Japan (London Times): To slurp or not to slurp? That is the question taxing Japanese society as the young cast aside traditional etiquette in favour of Western lifestyles. Junichiro Koizumi, the Prime Minister, slurps when he eats noodles, as do most male members of his Cabinet, but noisy eaters are a dying breed in Japan, where a vogue for eating noodles silently is taking hold.
England (Sir James Richards, early 20th century): There are three kinds of man you must never trust: a man who hunts south of the Thames, a man who has soup for lunch, and a man who waxes his moustache.
“Who is the head of a soup factory?” “Souperman” (7-year-old Marguerite)
“How do you make gold soup?” “With 22 carrots.”
“Waiter, there’s a fly in my soup!” “It must have committed insecticide.”
“Waiter, there’s a fly in my soup!” “Okay, I’ll bring you a fork.”

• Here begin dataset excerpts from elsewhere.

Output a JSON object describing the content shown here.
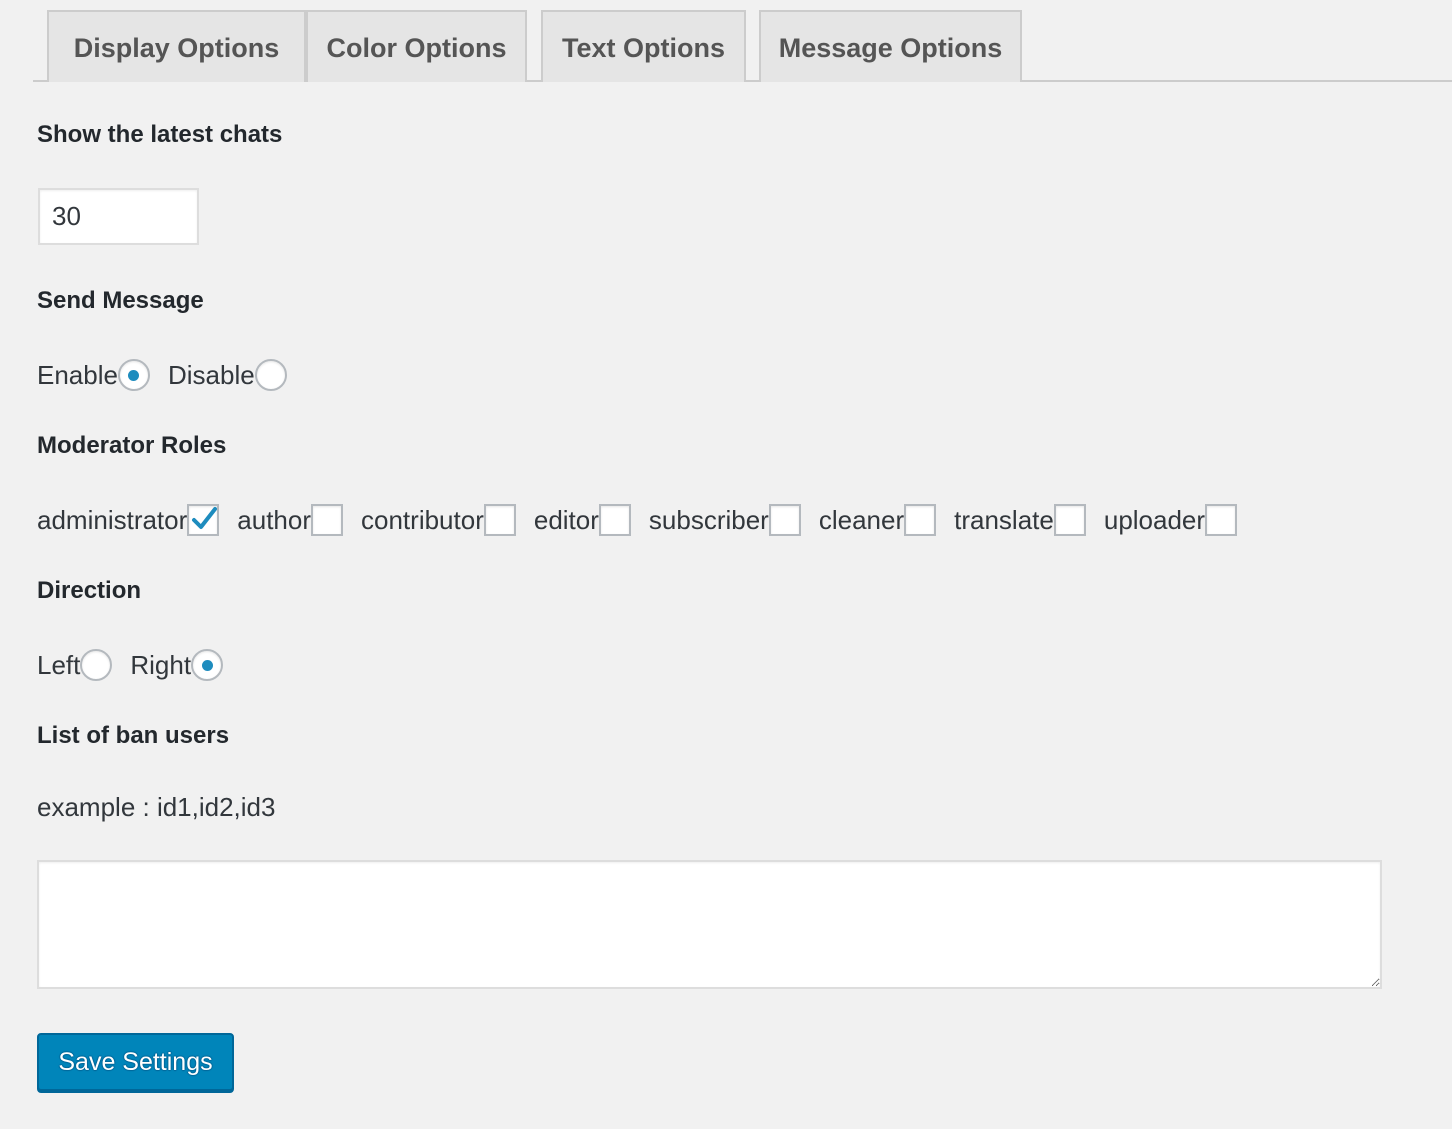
{
  "tabs": [
    {
      "label": "Display Options"
    },
    {
      "label": "Color Options"
    },
    {
      "label": "Text Options"
    },
    {
      "label": "Message Options"
    }
  ],
  "latest_chats": {
    "heading": "Show the latest chats",
    "value": "30"
  },
  "send_message": {
    "heading": "Send Message",
    "options": [
      {
        "label": "Enable",
        "checked": true
      },
      {
        "label": "Disable",
        "checked": false
      }
    ]
  },
  "moderator_roles": {
    "heading": "Moderator Roles",
    "roles": [
      {
        "label": "administrator",
        "checked": true
      },
      {
        "label": "author",
        "checked": false
      },
      {
        "label": "contributor",
        "checked": false
      },
      {
        "label": "editor",
        "checked": false
      },
      {
        "label": "subscriber",
        "checked": false
      },
      {
        "label": "cleaner",
        "checked": false
      },
      {
        "label": "translate",
        "checked": false
      },
      {
        "label": "uploader",
        "checked": false
      }
    ]
  },
  "direction": {
    "heading": "Direction",
    "options": [
      {
        "label": "Left",
        "checked": false
      },
      {
        "label": "Right",
        "checked": true
      }
    ]
  },
  "ban_users": {
    "heading": "List of ban users",
    "hint": "example : id1,id2,id3",
    "value": ""
  },
  "save_button": {
    "label": "Save Settings"
  },
  "colors": {
    "accent": "#0085ba",
    "radio_dot": "#1e8cbe",
    "checkmark": "#1e8cbe",
    "background": "#f1f1f1"
  }
}
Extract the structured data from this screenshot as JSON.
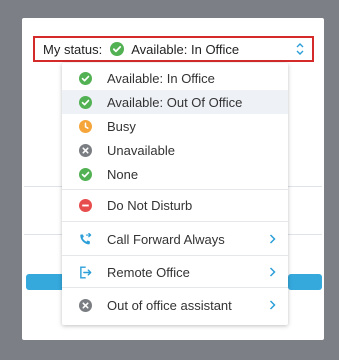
{
  "status": {
    "label": "My status:",
    "value": "Available: In Office"
  },
  "menu": {
    "items": [
      {
        "label": "Available: In Office",
        "icon": "check-circle-icon",
        "color": "#52b153"
      },
      {
        "label": "Available: Out Of Office",
        "icon": "check-circle-icon",
        "color": "#52b153"
      },
      {
        "label": "Busy",
        "icon": "clock-icon",
        "color": "#f5a53a"
      },
      {
        "label": "Unavailable",
        "icon": "x-circle-icon",
        "color": "#7a7d82"
      },
      {
        "label": "None",
        "icon": "check-circle-icon",
        "color": "#52b153"
      },
      {
        "label": "Do Not Disturb",
        "icon": "minus-circle-icon",
        "color": "#e84d4d"
      },
      {
        "label": "Call Forward Always",
        "icon": "phone-forward-icon",
        "color": "#2d9fd8"
      },
      {
        "label": "Remote Office",
        "icon": "remote-office-icon",
        "color": "#2d9fd8"
      },
      {
        "label": "Out of office assistant",
        "icon": "x-circle-icon",
        "color": "#7a7d82"
      }
    ]
  }
}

“Waiter, there’s a fly in my soup!” “So what? There’s soup on your fly.”
These little gems are from Soupsong, a delightful compendium of soup recipes and lore, including Soup Jokes, Theatrical Soup, and True Soup Confessions.

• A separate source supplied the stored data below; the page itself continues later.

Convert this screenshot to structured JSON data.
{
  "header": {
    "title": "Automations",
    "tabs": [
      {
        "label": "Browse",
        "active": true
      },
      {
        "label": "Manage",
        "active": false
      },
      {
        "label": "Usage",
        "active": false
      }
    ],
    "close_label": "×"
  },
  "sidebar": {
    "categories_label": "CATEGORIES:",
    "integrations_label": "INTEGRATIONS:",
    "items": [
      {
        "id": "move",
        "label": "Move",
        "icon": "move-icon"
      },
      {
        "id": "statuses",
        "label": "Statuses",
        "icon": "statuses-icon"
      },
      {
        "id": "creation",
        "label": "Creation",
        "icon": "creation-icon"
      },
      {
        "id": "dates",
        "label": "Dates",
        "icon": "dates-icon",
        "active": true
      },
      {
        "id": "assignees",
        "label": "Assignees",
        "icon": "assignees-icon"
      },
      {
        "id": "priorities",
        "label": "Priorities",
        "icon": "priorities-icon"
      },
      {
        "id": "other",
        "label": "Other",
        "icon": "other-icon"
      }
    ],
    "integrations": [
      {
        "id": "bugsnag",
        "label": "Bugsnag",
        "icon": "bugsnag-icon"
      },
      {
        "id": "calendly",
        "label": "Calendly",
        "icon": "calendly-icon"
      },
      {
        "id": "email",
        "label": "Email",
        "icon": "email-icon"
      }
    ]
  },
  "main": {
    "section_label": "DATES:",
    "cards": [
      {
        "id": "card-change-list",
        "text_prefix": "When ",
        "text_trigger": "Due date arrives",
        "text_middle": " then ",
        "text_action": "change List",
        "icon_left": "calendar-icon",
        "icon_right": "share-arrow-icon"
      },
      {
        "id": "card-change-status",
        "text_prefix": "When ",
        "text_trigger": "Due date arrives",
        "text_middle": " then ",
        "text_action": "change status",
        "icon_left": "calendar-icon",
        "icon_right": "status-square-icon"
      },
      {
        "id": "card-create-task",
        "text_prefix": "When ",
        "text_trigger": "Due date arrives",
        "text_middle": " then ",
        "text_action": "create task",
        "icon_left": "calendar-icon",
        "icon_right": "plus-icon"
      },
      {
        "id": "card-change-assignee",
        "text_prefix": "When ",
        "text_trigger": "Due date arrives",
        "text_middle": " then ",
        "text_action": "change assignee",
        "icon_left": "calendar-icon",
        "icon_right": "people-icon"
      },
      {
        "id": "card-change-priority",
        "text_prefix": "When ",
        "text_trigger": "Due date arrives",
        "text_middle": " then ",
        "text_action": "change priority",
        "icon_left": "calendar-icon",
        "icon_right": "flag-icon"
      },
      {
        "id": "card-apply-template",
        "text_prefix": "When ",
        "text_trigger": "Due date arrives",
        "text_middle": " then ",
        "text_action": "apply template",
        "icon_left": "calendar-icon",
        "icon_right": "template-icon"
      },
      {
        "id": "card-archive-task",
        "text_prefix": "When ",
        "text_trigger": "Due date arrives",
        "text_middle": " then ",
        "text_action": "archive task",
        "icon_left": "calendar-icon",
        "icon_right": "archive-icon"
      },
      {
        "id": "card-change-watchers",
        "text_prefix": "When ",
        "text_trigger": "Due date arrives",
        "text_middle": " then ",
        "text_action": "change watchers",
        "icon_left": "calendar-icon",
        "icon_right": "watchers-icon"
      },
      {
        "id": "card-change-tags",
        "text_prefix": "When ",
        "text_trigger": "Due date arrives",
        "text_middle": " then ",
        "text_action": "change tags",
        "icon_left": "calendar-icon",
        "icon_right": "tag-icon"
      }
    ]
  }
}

One of my favorite meals is soup, bread, cheese and wine. Hard to beat! I don’t have a favorite soup because there are too many kinds I love. Butternut squash! Tomato! Hot and sour! Kale and veggie sausage! What’s your favorite soup?
Spicy parsnip soup, made in 20 minutes. Personal favourite.
That sounds great! I don’t think I have had parsnip soup before–I’ll have to give it a try. What do you put in for the spiciness?
And maybe a little slurping?
Slurping is a must 🙂
Mmmmm. Homemade tomato soup with a maitake mushroom and gruyere grilled cheese sandwich on sourdough on the side. The best.
OMG, that is definitely my kind of soup/sandwich combo. I do love sourdough bread. And grilled cheese. And mushrooms…
I like tomato soup ( not cream of) and an asparagus soup I used to make, served with a parmesan custard over which the soup gets poured. The custard causes the creaminess in an otherwise creamless soup. Oh – and potato/leek soup ( no cheese thank you)
Oh, potato and leek! Another great old one I’d forgotten.
It’s a good one for a cold day.
That is very interesting about the custard–a trick I’ve never heard before. I’m very fond of potato and leek as well.
Oooh yes, potato and leek is good 🙂 I also like the German sausage soup – http://www.jamieoliver.com/news-and-features/features/german-potato-soup-kartoffelsuppe/#b2a6s1jr3D4SKmBQ.97
That’s really a vegetarian soup, with sausage as a garnish! I would put some (veggie) sausage in the soup too. It works great with kale.
Yeah, Jamie just has it as a garnish, Germans have chunks of sausage in it – might actually give making it a bash!
Lisa @ cheergerm said:
I think it’s sad that the Japanese slurpy tradition will most likely be lost. I am with you, too many soups to choose. But I love an Indian veggie lentil or a traditional veggie Soup loaded with celery, or spicy cauliflower or…yup, so much soup so little time. Your tomato soup looks tops!
Oh yes, lentil soups are a whole category of their own. I love a spicy red lentil soup, Turkish style.
Maybe we can revive the slurping thing 🙂 Shows respect for the cook!
Love soup! it’s the ultimate comfort food 🙂 Tomato is one of my favourites, back home it’s not a creamy variety but a clear one and we thicken it up with some rice 🙂 I love sour tasting ones, versions of borscht, yum! Or thai chicken one.. or so many other varieties, even without cheesy bread though it does add something to it. I sometimes use seeds or croutons to give it an added boost, kick 🙂
Ah, borscht is great. It works very well as a vegetarian soup. I like croutons in my soup too. Especially the classic French onion, with a giant crouton and gruyère cheese… mmm. I make it without beef stock and it’s still good and rich and oniony.